Yes, there actually is something, not a fix-all silver bullet, but something that offers improvement—the amount depending on where you are now.
It’s not new, not rocket science and you’ve heard part of it time and again: Say what you mean and mean what you say. Actually the full text reads: Say what you mean, mean what you say, then DO what you say. Or, in modern language: Walk your talk.
Your follow-through is the most important. I can’t count the times I’ve heard people at all levels say about their boss some variation of, “S/he really means well, but nothing ever happens.”. If you don’t follow through, then meaning what you say won’t carry much weight with your employees, peers, bosses, and personal-worlders.
The follow-through needs to be 100%, too.
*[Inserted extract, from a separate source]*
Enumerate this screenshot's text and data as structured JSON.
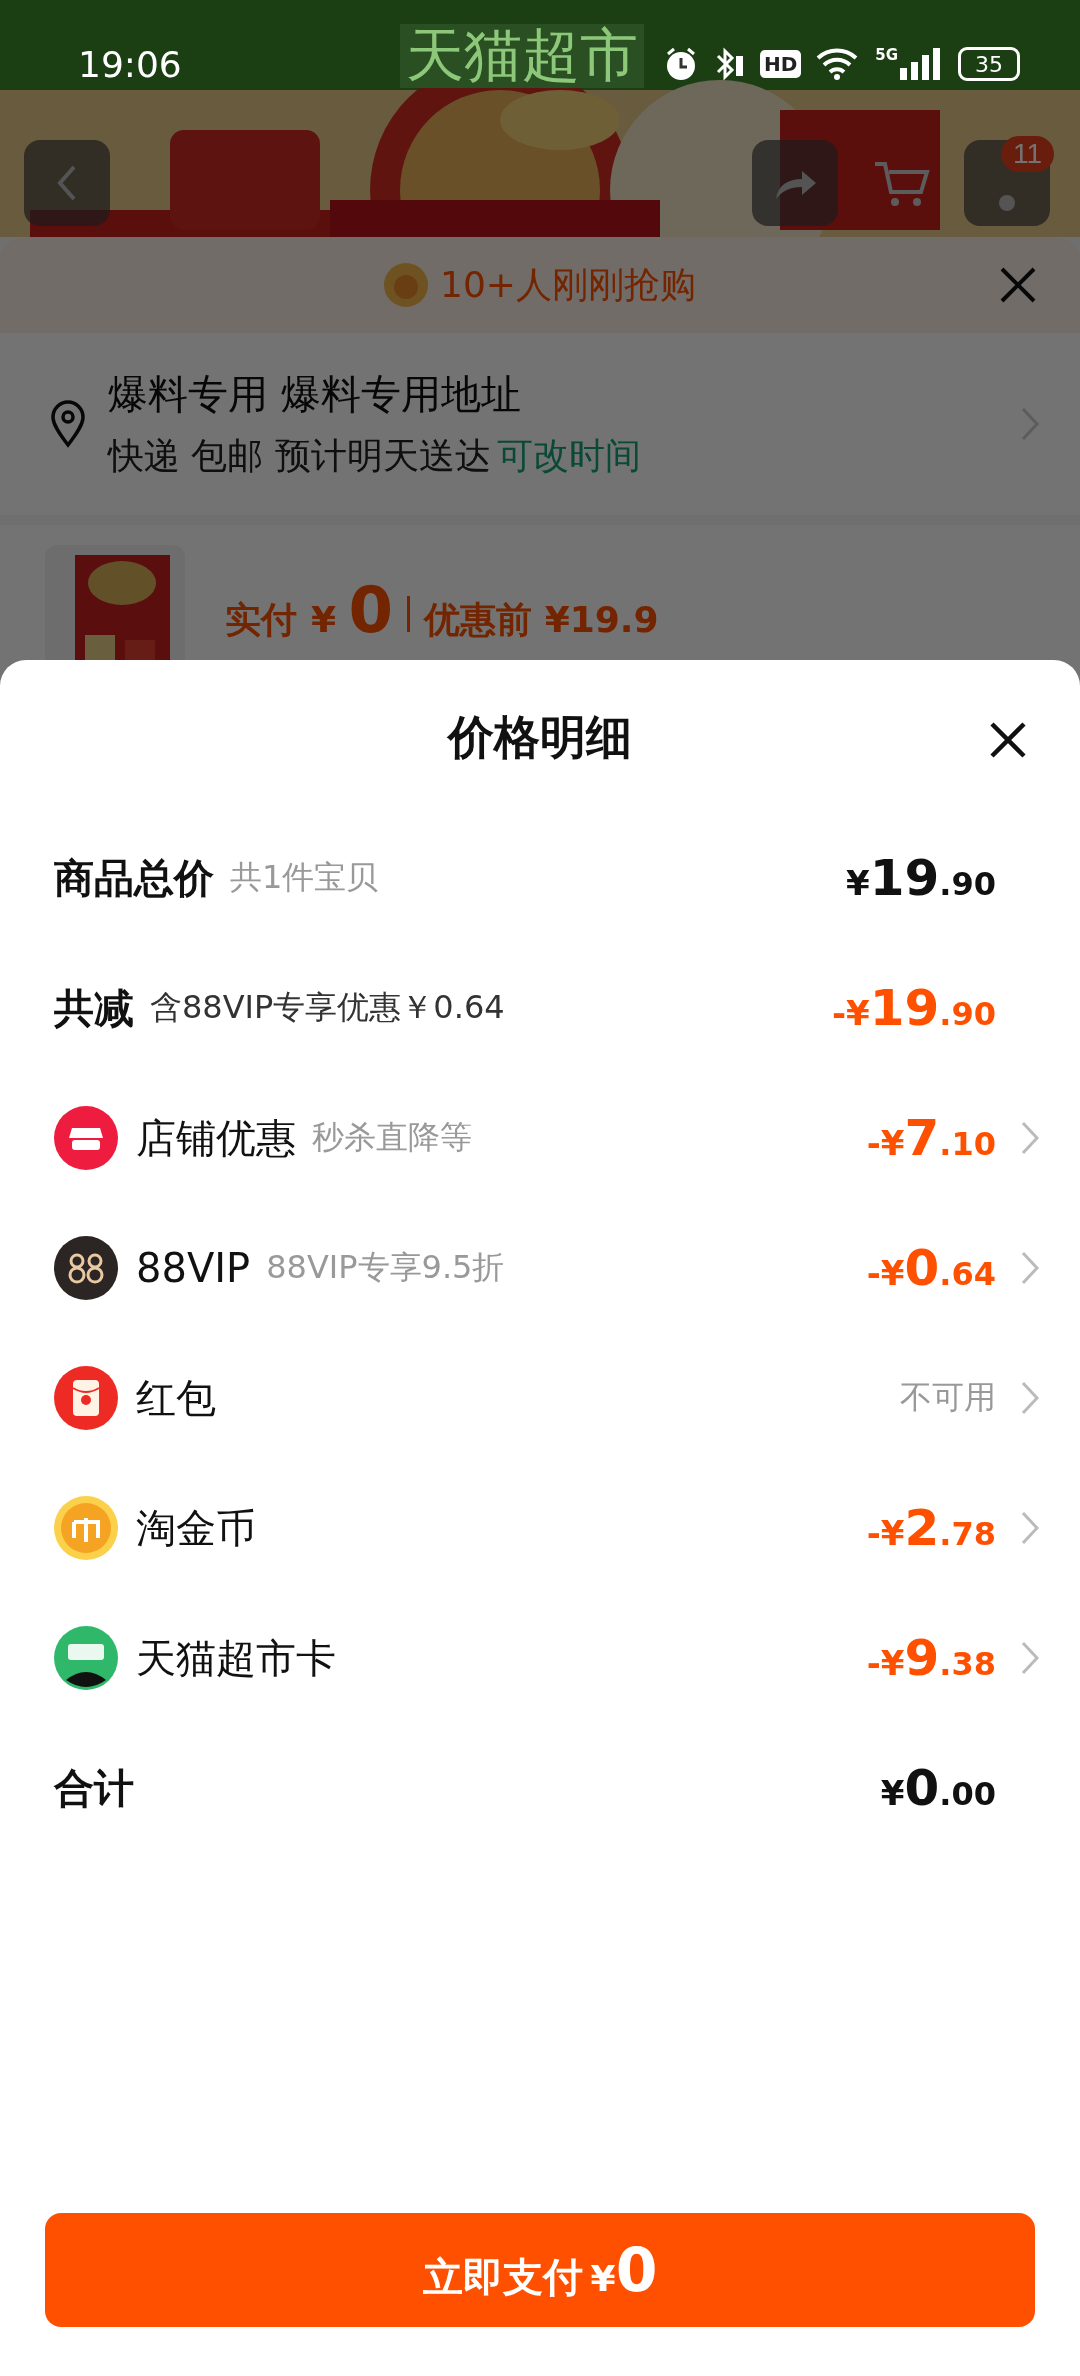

A 60% follow-through rate yields a BF of about 40% since perceived results are usually lower than actual results. That disconnect makes it tough to get things done!
Are you disconnected? Easy to know; just count the times (be honest, remember this is between you and you) that you said you were going to do something and didn’t (at least not when you said you would); the times you promised X, but provided Y; the projects started, but not finished; the request for input that was given, but never used.
To find your believability factor assign a number value between one and ten to the said, meant, did, and result, then figure the percentage correlation between said and meant, meant and did, did and result. The results are your internal BF for each part, then add the them together and divide by three for your overall internal BF.
Next, poll the involved people (work or personal-worlders) and ask them to rate you on a scale of one to ten on
- whether you mean what you say;
- how often you do what you say you will do; and
- the frequency of results being what they expected based on what you originally said.
Use these numbers to figure your external BF in each area and for each person.
If you find substantial discrepancies between you and the majority of those polled, it tells you that you need to rethink your self-view. If you find just one or two significantly different from you and the rest, then you could be dealing with a communications problem (but that’s another column).
What’s the BF worth to you? At work you’ll find a direct correlation between your BF and the productivity of those who interface with you, no matter their level—even customers! In your personal world you’ll find the same correlation in your “relationship productivity” whether with your kids, your friends or your softball team. (I’ll let you figure out the application in the bedroom!)
So what do you do about it? First, what you don’t do is make any announcements as to what’s going to change. Change is difficult and serious personal style change is the most difficult because it means censoring yourself, living up to your commitments, learning to say no, not “anal-yzing,” and delegating when possible; in other words, learning that it is more effective to under-promise so that you can (almost) always over-deliver.
Where to start? Take a hint from Nike’s tag line and “just do it.”